Farmers have been urged to be vigilant to cattle theft – both with their own animals and in ensuring that they don’t unwittingly buy stolen stock.

Chair of Limerick Irish Farmers’ Association (IFA) Shay Galvin called for extra caution among farmers, particularly during the dark winter months.

This follows figures released by the Department of Agriculture, Food and the Marine which showed that a total of 987 cattle were reported missing by Irish farmers in 2020, with a further 95 cattle reported stolen.

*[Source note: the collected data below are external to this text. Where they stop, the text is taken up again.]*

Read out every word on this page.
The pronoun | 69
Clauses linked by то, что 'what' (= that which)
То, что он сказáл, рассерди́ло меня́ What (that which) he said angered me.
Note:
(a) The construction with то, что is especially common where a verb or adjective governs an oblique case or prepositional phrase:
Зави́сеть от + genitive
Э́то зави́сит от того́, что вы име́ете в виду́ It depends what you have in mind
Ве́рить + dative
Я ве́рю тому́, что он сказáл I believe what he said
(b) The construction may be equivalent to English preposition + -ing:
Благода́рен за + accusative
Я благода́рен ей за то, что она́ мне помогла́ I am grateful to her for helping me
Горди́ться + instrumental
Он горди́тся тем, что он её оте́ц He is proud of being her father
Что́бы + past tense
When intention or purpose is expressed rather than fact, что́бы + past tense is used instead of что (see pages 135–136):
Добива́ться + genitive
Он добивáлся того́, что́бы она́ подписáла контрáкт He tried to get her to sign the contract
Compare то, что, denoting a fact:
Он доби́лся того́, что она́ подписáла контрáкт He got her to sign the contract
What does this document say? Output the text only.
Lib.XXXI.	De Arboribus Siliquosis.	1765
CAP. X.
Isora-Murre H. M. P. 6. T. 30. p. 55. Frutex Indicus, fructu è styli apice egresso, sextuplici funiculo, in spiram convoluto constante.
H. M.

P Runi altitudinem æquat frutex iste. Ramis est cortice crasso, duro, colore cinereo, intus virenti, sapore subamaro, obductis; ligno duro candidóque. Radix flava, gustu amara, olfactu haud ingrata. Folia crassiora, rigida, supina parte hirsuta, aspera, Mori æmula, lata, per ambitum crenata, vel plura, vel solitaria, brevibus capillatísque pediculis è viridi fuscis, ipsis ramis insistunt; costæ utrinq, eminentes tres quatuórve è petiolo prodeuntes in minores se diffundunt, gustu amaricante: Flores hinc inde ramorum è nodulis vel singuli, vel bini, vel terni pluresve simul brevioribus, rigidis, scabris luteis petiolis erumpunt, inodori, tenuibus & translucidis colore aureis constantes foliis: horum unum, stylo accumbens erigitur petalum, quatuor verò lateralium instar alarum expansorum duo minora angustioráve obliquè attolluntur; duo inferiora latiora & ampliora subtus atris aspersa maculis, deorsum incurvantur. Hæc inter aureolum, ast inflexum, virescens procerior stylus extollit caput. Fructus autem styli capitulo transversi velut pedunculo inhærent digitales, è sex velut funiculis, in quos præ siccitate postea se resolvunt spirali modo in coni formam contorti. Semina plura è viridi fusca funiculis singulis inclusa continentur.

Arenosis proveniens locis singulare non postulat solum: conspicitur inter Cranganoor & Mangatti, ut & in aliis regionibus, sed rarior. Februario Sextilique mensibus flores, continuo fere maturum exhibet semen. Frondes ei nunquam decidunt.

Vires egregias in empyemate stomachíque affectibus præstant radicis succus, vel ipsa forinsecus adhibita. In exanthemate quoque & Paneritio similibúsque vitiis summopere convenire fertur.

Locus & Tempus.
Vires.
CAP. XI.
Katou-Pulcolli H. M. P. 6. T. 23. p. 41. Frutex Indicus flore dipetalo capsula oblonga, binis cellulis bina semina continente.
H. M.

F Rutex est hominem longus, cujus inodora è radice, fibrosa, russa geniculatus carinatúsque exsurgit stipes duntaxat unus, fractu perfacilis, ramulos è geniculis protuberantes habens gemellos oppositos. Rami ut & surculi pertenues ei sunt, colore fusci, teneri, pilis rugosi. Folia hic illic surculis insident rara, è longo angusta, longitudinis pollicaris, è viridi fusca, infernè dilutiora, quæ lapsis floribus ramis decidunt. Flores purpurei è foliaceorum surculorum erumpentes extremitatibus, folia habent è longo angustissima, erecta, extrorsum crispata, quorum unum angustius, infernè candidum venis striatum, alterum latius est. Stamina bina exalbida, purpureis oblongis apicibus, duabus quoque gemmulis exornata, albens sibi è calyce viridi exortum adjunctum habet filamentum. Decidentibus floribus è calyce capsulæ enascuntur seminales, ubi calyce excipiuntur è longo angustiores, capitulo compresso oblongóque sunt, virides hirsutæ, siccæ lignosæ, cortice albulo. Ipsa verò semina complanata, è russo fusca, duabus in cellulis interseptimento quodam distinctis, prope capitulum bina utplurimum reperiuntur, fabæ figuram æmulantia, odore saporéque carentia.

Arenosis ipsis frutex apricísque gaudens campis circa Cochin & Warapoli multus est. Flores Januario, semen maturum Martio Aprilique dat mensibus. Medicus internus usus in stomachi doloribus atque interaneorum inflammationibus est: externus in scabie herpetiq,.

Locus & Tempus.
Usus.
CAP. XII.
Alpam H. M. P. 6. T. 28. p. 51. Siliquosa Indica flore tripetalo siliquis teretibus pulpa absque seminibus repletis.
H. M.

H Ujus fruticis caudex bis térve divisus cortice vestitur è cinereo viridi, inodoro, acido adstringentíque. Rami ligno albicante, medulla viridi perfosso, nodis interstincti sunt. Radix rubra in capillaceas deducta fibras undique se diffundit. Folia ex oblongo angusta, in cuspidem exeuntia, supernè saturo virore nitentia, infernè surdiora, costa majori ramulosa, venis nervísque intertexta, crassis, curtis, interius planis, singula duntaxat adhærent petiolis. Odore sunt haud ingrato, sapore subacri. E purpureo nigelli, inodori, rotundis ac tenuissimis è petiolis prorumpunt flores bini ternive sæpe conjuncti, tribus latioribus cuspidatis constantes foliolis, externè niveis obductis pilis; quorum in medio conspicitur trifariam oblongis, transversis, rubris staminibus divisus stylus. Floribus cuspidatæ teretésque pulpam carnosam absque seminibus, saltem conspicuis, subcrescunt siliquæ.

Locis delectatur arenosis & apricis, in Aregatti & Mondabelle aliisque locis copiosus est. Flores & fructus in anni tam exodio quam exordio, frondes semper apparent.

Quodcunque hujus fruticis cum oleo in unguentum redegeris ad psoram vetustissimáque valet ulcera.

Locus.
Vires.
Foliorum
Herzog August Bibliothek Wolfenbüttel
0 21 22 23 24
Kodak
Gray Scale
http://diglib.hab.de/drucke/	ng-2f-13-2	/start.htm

Of the 95 animals reported stolen some 28 of these were taken from farms in Co. Limerick.

Speaking to AgriLand on the matter, Limerick IFA chair Galvin said:

“The margins in beef are so small that if you steal an animal that is worth €1,000 and the farmer might only have been making €100 profit, he’d have kill another 10 cattle for every animal that’s stolen just to get back to where he was. That’s just if you’re fattening cattle; never mind if you bred them.

“It’s a huge scourge on people’s income – and it’s a scourge anywhere it goes on.

Farmers need to be vigilant – but, at the end of the day, for every person who steals an animal there’s a crooked person there to buy the animal as well.

“If you’re being offered cheap cattle, there’s something up. If you’re being offered an animal where it says it’s 12 months old on the card but it’s obviously two years or more old, you know there’s something up – so you’d want to steer clear from those kind of things.

“Who knows where they went after they were stolen, whether they were taken somewhere to be slaughtered or what.

“It’s the same with all things that are stolen, whether it’s power tools or something else, you have to have a person there to buy them as well or there’d be no point in just stealing them.

The person who’s buying these things is as culpable – if there’s no market for stolen cattle, they wouldn’t be stolen.

“It’s about trying to remain vigilant and especially during the winter months when it’s dark for so long.

“However, it’s probably more obvious at the moment if someone is out – there should be no one out or in a place where they shouldn’t be with this lockdown. You would hope that this is helping,” Galvin concluded.